CF isn’t a suitable material for truck beds because of what it does once its limits are exceeded. Once you get a crack, rip or tear in CF, the whole part just starts disintegrating/unraveling. Something the bike world is very familiar with, since no few bikes have had extensive carbon fiber parts in the last decade and a half.
Trucks are subject to Federal MPG requirements. Under Obama, they even had to be lumped in with cars and meet car requirements in the half-ton and lower class.
Manual transmission is your best anti theft device
You forgot one item:
Make a quality pickup with NO COMPUTER CHIPS IN THEM, AT ALL !
Am approached frequently with offers to buy it. I’ll have this truck until I die, and will leave it in my will.
I tend to agree in the here and now on carbon fiber. It is the wave of the future though. There are some great applications now but the field is wide open and the matrix possibilities are endless. There are chemistry departments at many major universities coming up with new ways to make it stronger.
http://compositesmanufacturingmagazine.com/2016/10/spacex-plans-travel-mars-carbon-fiber-spaceship/
Your F-150 has *many* computer chips in it. The dashboard is actually computerized even though it has analog needles on it (heavily computerized, go look up something called the Ford PSOM).
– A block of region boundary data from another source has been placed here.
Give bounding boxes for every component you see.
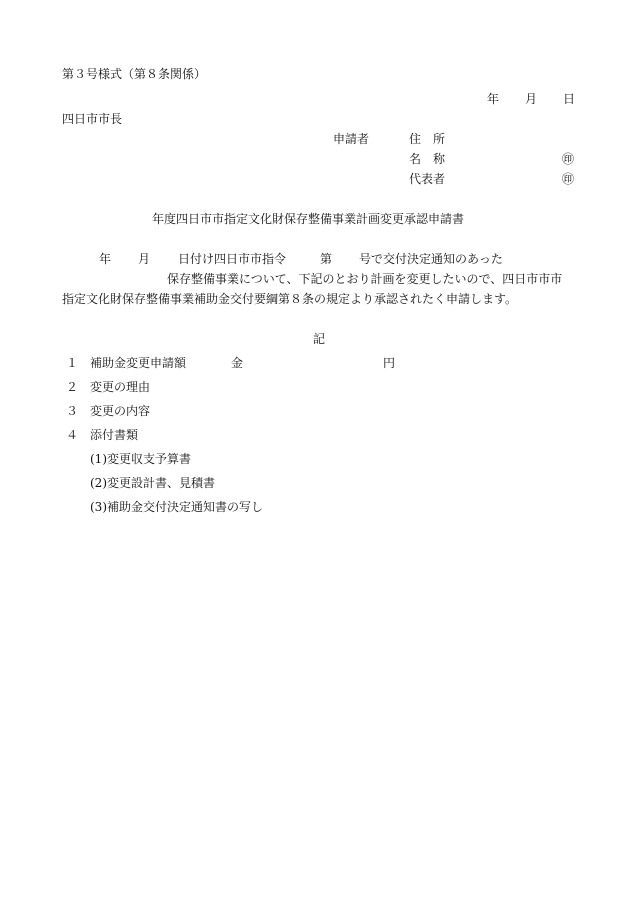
name-label: 名 称	[409, 152, 446, 166]
body-no-suffix: 号で交付決定通知のあった	[359, 252, 503, 266]
date-year: 年	[487, 92, 500, 106]
date-day: 日	[563, 92, 576, 106]
date-month: 月	[525, 92, 538, 106]
body-month: 月	[138, 252, 151, 266]
document-title: 年度四日市市指定文化財保存整備事業計画変更承認申請書	[152, 212, 465, 226]
item-number: ３	[66, 404, 79, 418]
attachment-item: (2)変更設計書、見積書	[90, 476, 215, 490]
representative-label: 代表者	[409, 172, 446, 186]
body-line-2: 保存整備事業について、下記のとおり計画を変更したいので、四日市市市	[167, 272, 563, 286]
name-seal: ㊞	[562, 152, 575, 166]
form-label: 第３号様式（第８条関係）	[62, 67, 207, 81]
amount-prefix: 金	[231, 356, 244, 370]
body-line-3: 指定文化財保存整備事業補助金交付要綱第８条の規定より承認されたく申請します。	[62, 292, 518, 306]
item-label: 補助金変更申請額	[90, 356, 187, 370]
amount-suffix: 円	[383, 356, 396, 370]
attachment-item: (1)変更収支予算書	[90, 452, 191, 466]
item-label: 添付書類	[90, 428, 139, 442]
ki-heading: 記	[313, 332, 326, 346]
item-label: 変更の内容	[90, 404, 151, 418]
body-no-prefix: 第	[320, 252, 333, 266]
item-number: １	[66, 356, 79, 370]
representative-seal: ㊞	[562, 172, 575, 186]
addressee: 四日市市長	[62, 112, 123, 126]
address-label: 住 所	[409, 132, 446, 146]
body-dated: 日付け四日市市指令	[178, 252, 287, 266]
item-number: ４	[66, 428, 79, 442]
applicant-label: 申請者	[333, 132, 370, 146]
item-number: ２	[66, 380, 79, 394]
item-label: 変更の理由	[90, 380, 151, 394]
attachment-item: (3)補助金交付決定通知書の写し	[90, 500, 263, 514]
body-year: 年	[99, 252, 112, 266]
The engine can’t run without its computer since you have EFI. Your transmission will either be a 4R70W/AOD-E or an E4OD, which can’t even go into gear without a computer running the solenoid pack. The 1995 radio/cassette deck was computerized. Even the lighting system is computerized if you have the Battery Sentinel or keyless entry features.
CF is already being used for an increasing number of body panels on cars, but it’s not suitable for a truck bed and is unlikely to be so for quite a while unless something new comes out. The strength isn’t the problem, the problem is what it does when it gets punctured or cracks.